Disciples of Jesus are not merely to learn cognitive content for right belief. While this is certainly part of being a disciple of Jesus, there is a cost to following Jesus as a disciple (Matt. 16:24–28). Becoming a disciple means embracing all of who Jesus is and what he has done in his life, teaching, death, and resurrection. An all-encompassing embrace of this includes cognitively assenting to the truth he taught, affectively embracing him as our all-satisfying treasure, and volitionally bowing the knee to Jesus in full submission of one’s life. A disciple willingly renounces all the world has to offer to fully and unswervingly follow Jesus in every facet of life.
While “disciple” is a prominent term in the Gospels and Acts, the concept of following in God’s ways as God’s people (i.e., discipleship) is found throughout both the OT and NT. More commonly one can think of God as Father and the people of God as his children. God redeems Israel from Egypt, proclaiming that he is the Father of Israel, his firstborn son (Exod. 4:23). Relating to his people as a Father, God not only redeems and makes covenants with Israel, but also disciplines them when they go astray. He wants to ensure that his people are living out their identity as his sons, and thus he disciplines them to bring them back to a fitting lifestyle of holiness (Deut. 8:5; 2 Sam. 7:13–14; Prov. 3:11–12). This pattern of OT discipline is foundational for understanding the enactment of discipline within the NT church. God is holy, and he requires his people to be holy if he is to dwell in their midst (Lev. 11:44–45; 19:1–2; cf. 1 Peter 1:14–16). While God is also a loving Father, this expectation of holiness grounds God’s actions as it relates to his covenant with Israel. God, who is certainly loving and merciful, will not allow his people to dwell in sin for long without enacting dire consequences (Deut. 28:15–68). Holiness means that God will discipline those in unrepentant sin, though he always does so with an end to love and forgive the one living in sin (Deut. 30:1–10).
We receive discipline to help us understand how we veered from living faithfully as disciples.
As salvation history progresses, the NT will testify to the new covenant of God in Christ and how the idea of the fatherhood of God will find a deeper and fuller expression in the life of God’s chosen people (Rom. 8:14–17; Gal. 4:4–7). Divine discipline, therefore, is an encouraging affirmation of God’s fatherly love as he disciplines us as sons for our good, so that we might share in his holiness (Heb. 12:5–11). Divine discipline is used to show God’s love in bringing about their full adoption, and family status means a call to live as a son (or disciple) in line with that status.
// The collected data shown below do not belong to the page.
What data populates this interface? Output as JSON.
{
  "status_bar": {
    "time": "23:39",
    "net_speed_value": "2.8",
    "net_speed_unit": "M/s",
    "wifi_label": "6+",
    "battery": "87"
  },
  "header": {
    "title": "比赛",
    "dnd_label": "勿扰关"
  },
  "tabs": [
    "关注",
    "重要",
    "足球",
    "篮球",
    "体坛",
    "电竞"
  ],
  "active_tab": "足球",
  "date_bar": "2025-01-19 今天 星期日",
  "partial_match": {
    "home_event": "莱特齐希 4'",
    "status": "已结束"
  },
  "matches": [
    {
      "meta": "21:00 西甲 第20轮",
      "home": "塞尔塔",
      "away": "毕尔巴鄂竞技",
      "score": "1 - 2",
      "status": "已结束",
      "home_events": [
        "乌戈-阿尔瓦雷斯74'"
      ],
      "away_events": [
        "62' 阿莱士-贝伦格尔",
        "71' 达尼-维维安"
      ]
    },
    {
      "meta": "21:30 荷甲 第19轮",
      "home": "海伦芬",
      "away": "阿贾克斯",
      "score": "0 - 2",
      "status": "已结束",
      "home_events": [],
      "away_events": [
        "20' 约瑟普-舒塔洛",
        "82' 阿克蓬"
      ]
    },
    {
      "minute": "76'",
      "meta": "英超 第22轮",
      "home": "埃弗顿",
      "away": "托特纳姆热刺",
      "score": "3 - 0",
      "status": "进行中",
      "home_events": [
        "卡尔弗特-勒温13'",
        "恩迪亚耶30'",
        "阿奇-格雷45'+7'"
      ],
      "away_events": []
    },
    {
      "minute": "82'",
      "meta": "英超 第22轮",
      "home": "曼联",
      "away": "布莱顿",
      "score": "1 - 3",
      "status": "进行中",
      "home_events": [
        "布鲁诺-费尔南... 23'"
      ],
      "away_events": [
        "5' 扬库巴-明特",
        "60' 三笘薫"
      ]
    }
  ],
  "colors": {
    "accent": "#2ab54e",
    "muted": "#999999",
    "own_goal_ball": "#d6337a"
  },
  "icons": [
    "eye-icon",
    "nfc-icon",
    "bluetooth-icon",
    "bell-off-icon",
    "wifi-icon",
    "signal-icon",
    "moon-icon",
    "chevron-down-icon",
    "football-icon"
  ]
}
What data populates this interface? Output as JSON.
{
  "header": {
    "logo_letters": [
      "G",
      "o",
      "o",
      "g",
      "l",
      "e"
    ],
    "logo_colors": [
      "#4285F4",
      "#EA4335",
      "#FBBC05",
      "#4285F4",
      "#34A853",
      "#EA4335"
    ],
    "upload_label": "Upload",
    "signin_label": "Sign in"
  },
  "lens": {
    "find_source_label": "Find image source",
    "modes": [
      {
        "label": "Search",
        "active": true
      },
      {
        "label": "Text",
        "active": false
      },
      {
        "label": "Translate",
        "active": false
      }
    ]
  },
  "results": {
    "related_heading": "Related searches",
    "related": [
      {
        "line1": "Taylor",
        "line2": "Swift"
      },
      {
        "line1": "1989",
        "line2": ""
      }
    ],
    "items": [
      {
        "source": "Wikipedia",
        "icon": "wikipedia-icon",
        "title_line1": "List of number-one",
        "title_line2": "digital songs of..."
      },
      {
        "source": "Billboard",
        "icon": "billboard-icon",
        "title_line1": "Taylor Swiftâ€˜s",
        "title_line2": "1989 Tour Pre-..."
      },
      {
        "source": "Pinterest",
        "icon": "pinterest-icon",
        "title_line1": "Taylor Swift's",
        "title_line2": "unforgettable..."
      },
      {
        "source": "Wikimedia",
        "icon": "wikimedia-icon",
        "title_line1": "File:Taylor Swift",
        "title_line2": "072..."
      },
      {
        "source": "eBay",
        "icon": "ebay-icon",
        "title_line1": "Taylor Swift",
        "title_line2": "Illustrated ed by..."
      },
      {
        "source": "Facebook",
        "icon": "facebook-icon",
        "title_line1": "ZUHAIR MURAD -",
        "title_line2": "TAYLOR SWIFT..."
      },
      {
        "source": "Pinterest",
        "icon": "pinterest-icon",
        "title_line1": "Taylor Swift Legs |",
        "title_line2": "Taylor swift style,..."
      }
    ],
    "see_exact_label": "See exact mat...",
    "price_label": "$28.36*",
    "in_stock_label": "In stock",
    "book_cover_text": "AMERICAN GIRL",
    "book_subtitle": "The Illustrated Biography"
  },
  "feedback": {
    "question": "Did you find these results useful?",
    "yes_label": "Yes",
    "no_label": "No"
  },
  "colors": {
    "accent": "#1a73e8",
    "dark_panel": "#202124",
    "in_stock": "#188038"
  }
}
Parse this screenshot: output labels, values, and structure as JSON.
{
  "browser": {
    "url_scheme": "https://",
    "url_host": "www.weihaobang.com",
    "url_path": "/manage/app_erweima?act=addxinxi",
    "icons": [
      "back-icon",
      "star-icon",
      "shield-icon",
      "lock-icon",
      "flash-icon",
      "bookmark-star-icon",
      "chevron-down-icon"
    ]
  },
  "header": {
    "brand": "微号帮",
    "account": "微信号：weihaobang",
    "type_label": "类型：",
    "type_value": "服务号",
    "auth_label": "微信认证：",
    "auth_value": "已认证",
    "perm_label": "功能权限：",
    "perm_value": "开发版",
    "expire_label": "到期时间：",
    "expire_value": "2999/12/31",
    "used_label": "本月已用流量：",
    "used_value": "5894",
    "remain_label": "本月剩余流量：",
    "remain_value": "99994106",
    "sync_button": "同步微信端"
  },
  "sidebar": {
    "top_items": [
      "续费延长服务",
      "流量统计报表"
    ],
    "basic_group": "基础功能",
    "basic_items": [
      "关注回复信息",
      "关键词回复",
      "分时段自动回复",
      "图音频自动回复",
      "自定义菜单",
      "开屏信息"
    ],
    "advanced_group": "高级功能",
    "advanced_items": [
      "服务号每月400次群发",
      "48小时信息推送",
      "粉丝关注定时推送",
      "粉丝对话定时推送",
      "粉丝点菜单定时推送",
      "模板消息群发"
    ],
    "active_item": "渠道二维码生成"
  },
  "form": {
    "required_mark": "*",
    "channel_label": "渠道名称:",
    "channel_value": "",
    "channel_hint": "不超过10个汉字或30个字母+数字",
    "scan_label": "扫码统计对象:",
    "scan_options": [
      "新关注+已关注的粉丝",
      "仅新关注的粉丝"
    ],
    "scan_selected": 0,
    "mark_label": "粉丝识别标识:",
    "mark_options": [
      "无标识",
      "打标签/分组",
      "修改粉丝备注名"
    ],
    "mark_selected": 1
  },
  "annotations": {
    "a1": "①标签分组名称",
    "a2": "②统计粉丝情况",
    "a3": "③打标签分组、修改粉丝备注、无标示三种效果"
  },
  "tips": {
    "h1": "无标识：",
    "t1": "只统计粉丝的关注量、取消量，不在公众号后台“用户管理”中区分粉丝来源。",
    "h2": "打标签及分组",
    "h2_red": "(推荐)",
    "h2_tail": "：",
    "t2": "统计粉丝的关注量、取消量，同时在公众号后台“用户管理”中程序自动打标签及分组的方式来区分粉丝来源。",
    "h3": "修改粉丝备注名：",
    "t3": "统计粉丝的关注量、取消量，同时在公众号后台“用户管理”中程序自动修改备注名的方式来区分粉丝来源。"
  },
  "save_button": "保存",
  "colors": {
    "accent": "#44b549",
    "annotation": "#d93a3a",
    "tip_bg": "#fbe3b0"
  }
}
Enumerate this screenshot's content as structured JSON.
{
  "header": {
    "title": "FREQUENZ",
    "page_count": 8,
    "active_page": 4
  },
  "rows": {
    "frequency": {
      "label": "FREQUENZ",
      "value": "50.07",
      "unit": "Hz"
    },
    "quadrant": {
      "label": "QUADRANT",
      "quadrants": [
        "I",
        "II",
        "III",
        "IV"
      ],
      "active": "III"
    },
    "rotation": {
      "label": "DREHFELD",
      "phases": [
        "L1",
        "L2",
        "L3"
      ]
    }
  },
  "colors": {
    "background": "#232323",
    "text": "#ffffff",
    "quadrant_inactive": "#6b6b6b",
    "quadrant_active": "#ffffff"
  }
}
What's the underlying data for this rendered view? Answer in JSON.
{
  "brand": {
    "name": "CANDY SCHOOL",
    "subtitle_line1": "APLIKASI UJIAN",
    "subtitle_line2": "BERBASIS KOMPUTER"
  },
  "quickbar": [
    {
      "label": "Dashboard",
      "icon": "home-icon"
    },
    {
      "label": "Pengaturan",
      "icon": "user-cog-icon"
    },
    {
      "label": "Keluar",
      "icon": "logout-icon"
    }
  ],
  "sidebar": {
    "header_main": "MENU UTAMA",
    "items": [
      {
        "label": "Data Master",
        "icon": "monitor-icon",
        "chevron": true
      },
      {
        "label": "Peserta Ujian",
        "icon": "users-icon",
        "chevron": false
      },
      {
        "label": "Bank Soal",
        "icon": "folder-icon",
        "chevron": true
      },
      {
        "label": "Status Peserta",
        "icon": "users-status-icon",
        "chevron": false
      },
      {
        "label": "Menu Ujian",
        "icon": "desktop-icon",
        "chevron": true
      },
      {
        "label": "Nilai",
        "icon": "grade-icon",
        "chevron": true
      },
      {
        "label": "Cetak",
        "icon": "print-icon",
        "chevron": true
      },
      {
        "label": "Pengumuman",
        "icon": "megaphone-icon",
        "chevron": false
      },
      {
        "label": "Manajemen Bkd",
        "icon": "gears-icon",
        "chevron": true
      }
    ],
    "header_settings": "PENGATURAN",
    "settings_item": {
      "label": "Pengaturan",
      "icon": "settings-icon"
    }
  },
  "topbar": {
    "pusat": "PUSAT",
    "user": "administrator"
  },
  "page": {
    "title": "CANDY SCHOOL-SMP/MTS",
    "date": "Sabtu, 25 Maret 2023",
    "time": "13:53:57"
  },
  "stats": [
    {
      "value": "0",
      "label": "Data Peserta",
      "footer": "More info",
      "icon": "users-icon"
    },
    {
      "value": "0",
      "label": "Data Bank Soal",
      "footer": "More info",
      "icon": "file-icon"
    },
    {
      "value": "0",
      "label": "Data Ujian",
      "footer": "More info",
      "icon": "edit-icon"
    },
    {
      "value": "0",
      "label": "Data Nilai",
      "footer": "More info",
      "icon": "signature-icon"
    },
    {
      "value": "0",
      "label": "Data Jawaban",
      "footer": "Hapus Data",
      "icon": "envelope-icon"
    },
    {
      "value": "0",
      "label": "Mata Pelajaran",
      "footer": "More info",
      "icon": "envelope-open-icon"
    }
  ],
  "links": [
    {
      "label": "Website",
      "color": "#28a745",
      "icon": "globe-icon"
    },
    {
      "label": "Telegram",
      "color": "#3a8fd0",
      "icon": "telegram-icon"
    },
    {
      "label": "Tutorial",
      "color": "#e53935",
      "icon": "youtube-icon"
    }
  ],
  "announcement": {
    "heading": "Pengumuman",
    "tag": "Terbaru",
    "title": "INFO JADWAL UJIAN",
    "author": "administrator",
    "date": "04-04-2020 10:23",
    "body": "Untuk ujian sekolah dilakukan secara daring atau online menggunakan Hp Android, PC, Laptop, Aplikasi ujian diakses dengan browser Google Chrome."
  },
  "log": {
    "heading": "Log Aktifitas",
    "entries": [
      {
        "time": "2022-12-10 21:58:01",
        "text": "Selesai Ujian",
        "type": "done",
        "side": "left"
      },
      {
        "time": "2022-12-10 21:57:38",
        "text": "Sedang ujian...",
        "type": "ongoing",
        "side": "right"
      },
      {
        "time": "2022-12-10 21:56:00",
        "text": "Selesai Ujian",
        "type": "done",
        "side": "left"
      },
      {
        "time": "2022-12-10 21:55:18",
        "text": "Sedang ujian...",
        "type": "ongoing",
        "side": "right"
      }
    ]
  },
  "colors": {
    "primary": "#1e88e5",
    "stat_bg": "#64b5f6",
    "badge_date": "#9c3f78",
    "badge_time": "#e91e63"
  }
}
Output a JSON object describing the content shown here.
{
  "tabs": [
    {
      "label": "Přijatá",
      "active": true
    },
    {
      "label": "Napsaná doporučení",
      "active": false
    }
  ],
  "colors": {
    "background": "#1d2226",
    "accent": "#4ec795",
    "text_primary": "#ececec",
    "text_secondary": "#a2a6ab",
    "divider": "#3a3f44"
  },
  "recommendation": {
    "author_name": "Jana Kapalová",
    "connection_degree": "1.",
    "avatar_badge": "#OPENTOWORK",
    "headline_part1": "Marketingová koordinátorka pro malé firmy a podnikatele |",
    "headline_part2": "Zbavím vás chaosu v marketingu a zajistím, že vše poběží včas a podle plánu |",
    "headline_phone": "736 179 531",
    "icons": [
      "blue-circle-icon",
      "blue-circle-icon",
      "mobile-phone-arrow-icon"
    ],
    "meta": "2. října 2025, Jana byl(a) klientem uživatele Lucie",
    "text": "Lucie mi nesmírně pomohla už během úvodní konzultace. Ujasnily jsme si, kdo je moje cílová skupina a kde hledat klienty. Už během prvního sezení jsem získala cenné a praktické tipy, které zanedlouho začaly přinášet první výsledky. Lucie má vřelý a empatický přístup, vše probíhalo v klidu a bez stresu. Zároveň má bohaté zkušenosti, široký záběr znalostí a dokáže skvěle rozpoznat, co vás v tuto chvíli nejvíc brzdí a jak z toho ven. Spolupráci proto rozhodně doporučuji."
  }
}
God directly disciplines us to bring about purity, and he also has deemed that the church exercise discipline so that disciples of Jesus live out their identity in holiness and righteousness. As holiness was held as a standard for Israel, so it is also required of the NT church (Heb. 12:14). A culture of discipleship is one where formative discipline is normal, and formal corrective church discipline is practiced. As disciples of Jesus, and as children of God, we joyfully receive instruction and correction so as to continue growing as disciples and to persevere in our faith until life is done. It is crucial, therefore, that Christians understand their identity as sons of God and as disciples, in order to rightly embrace the call to live a certain kind of life. As disciples we follow Jesus in our mind, affection, and volition, and when we deviate from his path we receive discipline to help us understand how we veered from living faithfully as disciples, and then to repent and pursue the right path by God’s grace. Thus, disciples live under the Lordship of Christ in ongoing sanctification, celebrating the ordinances together, and—if needs be—corrective discipline. In the call to discipleship and the call to discipline the end goal remains the same, namely, maturity in Christ (Col. 1:28).
Dr. Jeremy Kimble (PhD, Southeastern Baptist Theological Seminary) is Assistant Professor of Theological Studies at Cedarville University in Cedarville, OH. He served in pastoral ministry for eight years and currently serves as an elder at Grace Baptist Church in Cedarville. He is passionate about teaching college students, as well as the local church, the truth of God’s Word. He is the author of 40 Questions About Church Membership and Discipline.